Chronic dynein inhibition disrupts MBP protein translation in cultured oligodendrocytes and disrupts myelination in zebrafish. (A) A model shows that transport of Mbp mRNA granules by microtubule-based motors precedes local translation and recruitment of ribosomes. (B) Quantification of the percentage of DIV3 oligodendrocytes treated for 21 h with 5 μM ciliobrevin that express MBP protein demonstrate that a lower percentage of ciliobrevin-treated cells (42%) are positive for MBP protein compared with control cells (63%, P < 0.001) and DMSO-treated cells (62%, P < 0.001).

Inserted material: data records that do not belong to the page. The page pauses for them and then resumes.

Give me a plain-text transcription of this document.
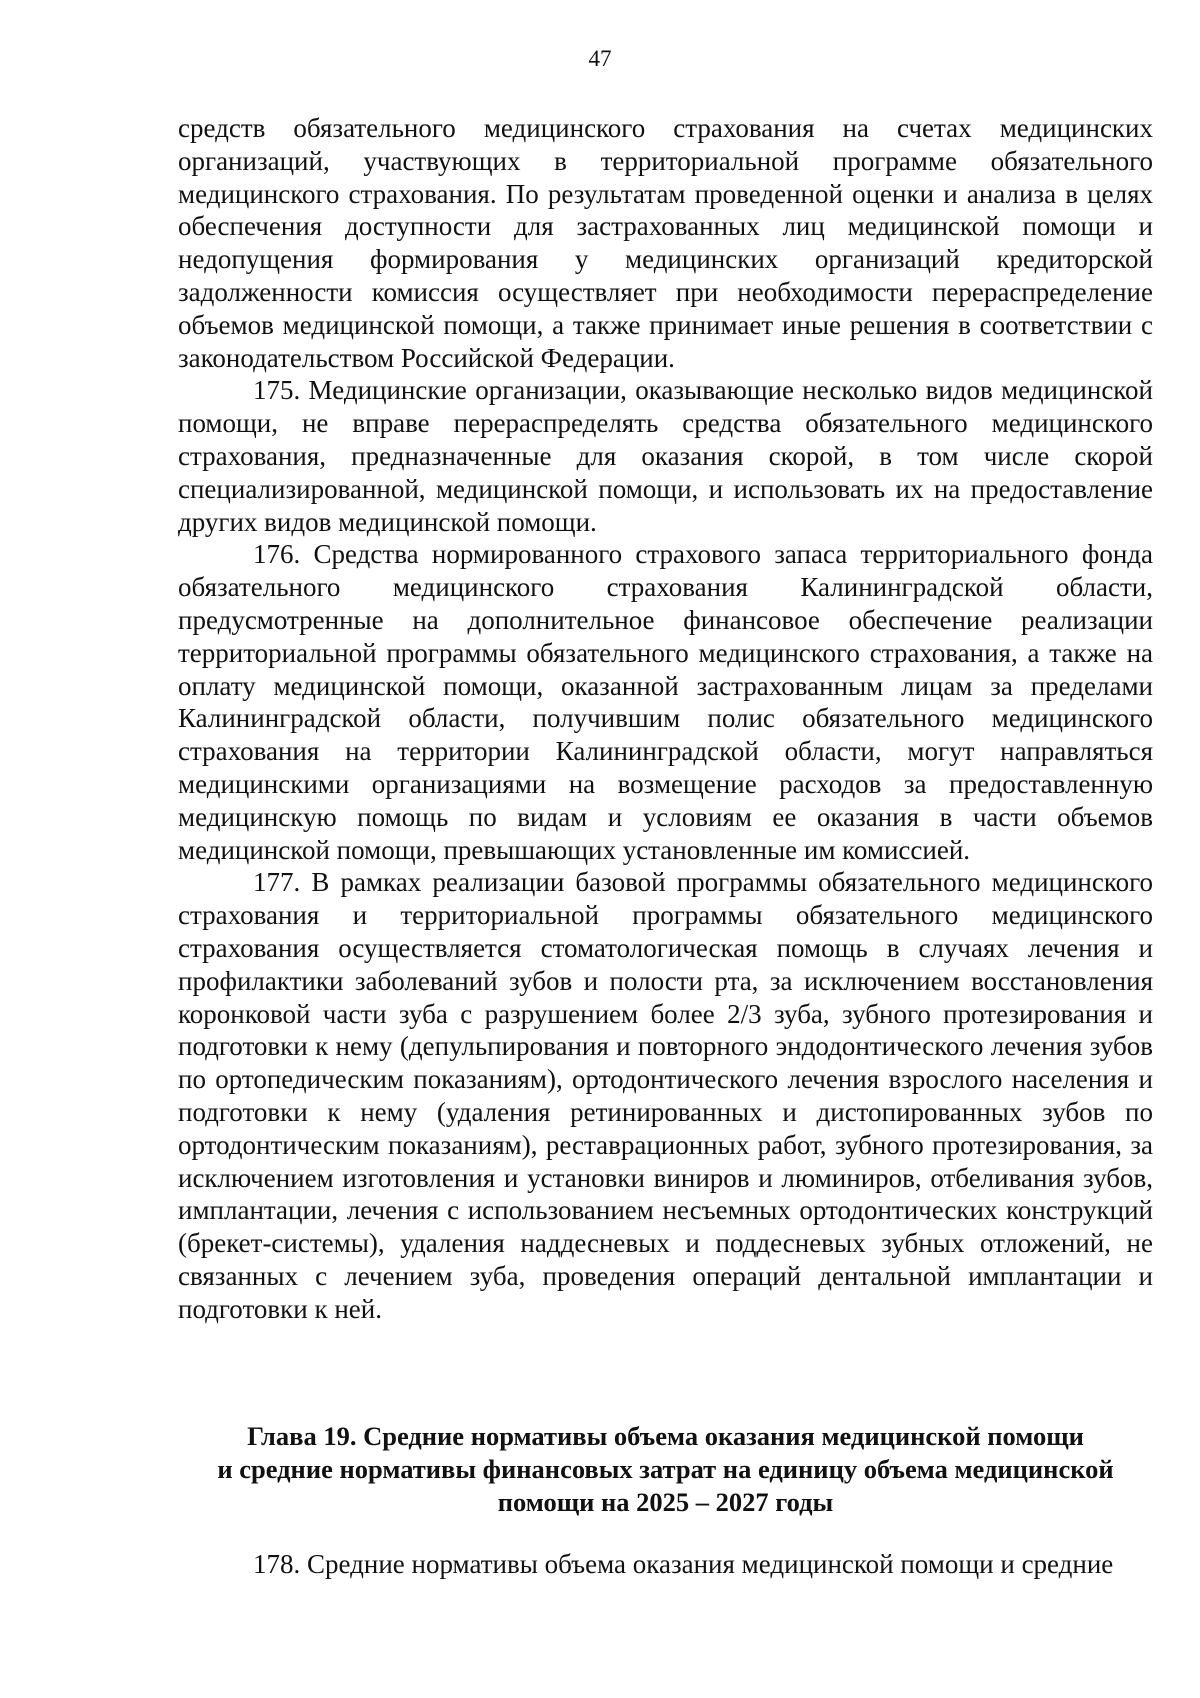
47

средств обязательного медицинского страхования на счетах медицинских организаций, участвующих в территориальной программе обязательного медицинского страхования. По результатам проведенной оценки и анализа в целях обеспечения доступности для застрахованных лиц медицинской помощи и недопущения формирования у медицинских организаций кредиторской задолженности комиссия осуществляет при необходимости перераспределение объемов медицинской помощи, а также принимает иные решения в соответствии с законодательством Российской Федерации.

175. Медицинские организации, оказывающие несколько видов медицинской помощи, не вправе перераспределять средства обязательного медицинского страхования, предназначенные для оказания скорой, в том числе скорой специализированной, медицинской помощи, и использовать их на предоставление других видов медицинской помощи.

176. Средства нормированного страхового запаса территориального фонда обязательного медицинского страхования Калининградской области, предусмотренные на дополнительное финансовое обеспечение реализации территориальной программы обязательного медицинского страхования, а также на оплату медицинской помощи, оказанной застрахованным лицам за пределами Калининградской области, получившим полис обязательного медицинского страхования на территории Калининградской области, могут направляться медицинскими организациями на возмещение расходов за предоставленную медицинскую помощь по видам и условиям ее оказания в части объемов медицинской помощи, превышающих установленные им комиссией.

177. В рамках реализации базовой программы обязательного медицинского страхования и территориальной программы обязательного медицинского страхования осуществляется стоматологическая помощь в случаях лечения и профилактики заболеваний зубов и полости рта, за исключением восстановления коронковой части зуба с разрушением более 2/3 зуба, зубного протезирования и подготовки к нему (депульпирования и повторного эндодонтического лечения зубов по ортопедическим показаниям), ортодонтического лечения взрослого населения и подготовки к нему (удаления ретинированных и дистопированных зубов по ортодонтическим показаниям), реставрационных работ, зубного протезирования, за исключением изготовления и установки виниров и люминиров, отбеливания зубов, имплантации, лечения с использованием несъемных ортодонтических конструкций (брекет-системы), удаления наддесневых и поддесневых зубных отложений, не связанных с лечением зуба, проведения операций дентальной имплантации и подготовки к ней.

Глава 19. Средние нормативы объема оказания медицинской помощи
и средние нормативы финансовых затрат на единицу объема медицинской
помощи на 2025 – 2027 годы

178. Средние нормативы объема оказания медицинской помощи и средние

Of these MBP-containing cells, only 8.5% of ciliobrevin-treated cells highly expressed MBP protein compared with 29% (P < 0.001) and 27% (P < 0.001) in control and DMSO-treated cells. (C) Cells treated with 5 μM ciliobrevin for 21 h were costained with single-molecule FISH probes against Mbp mRNA and with a monoclonal antibody against MBP protein. MBP protein images (Middle) show examples of high expressers (arrows) in control cells and low expressers (arrowheads) in ciliobrevin-treated cells (n = 2 biological replicates using primary cultures from two different animals, four coverslips, 23–32 fields of view per group).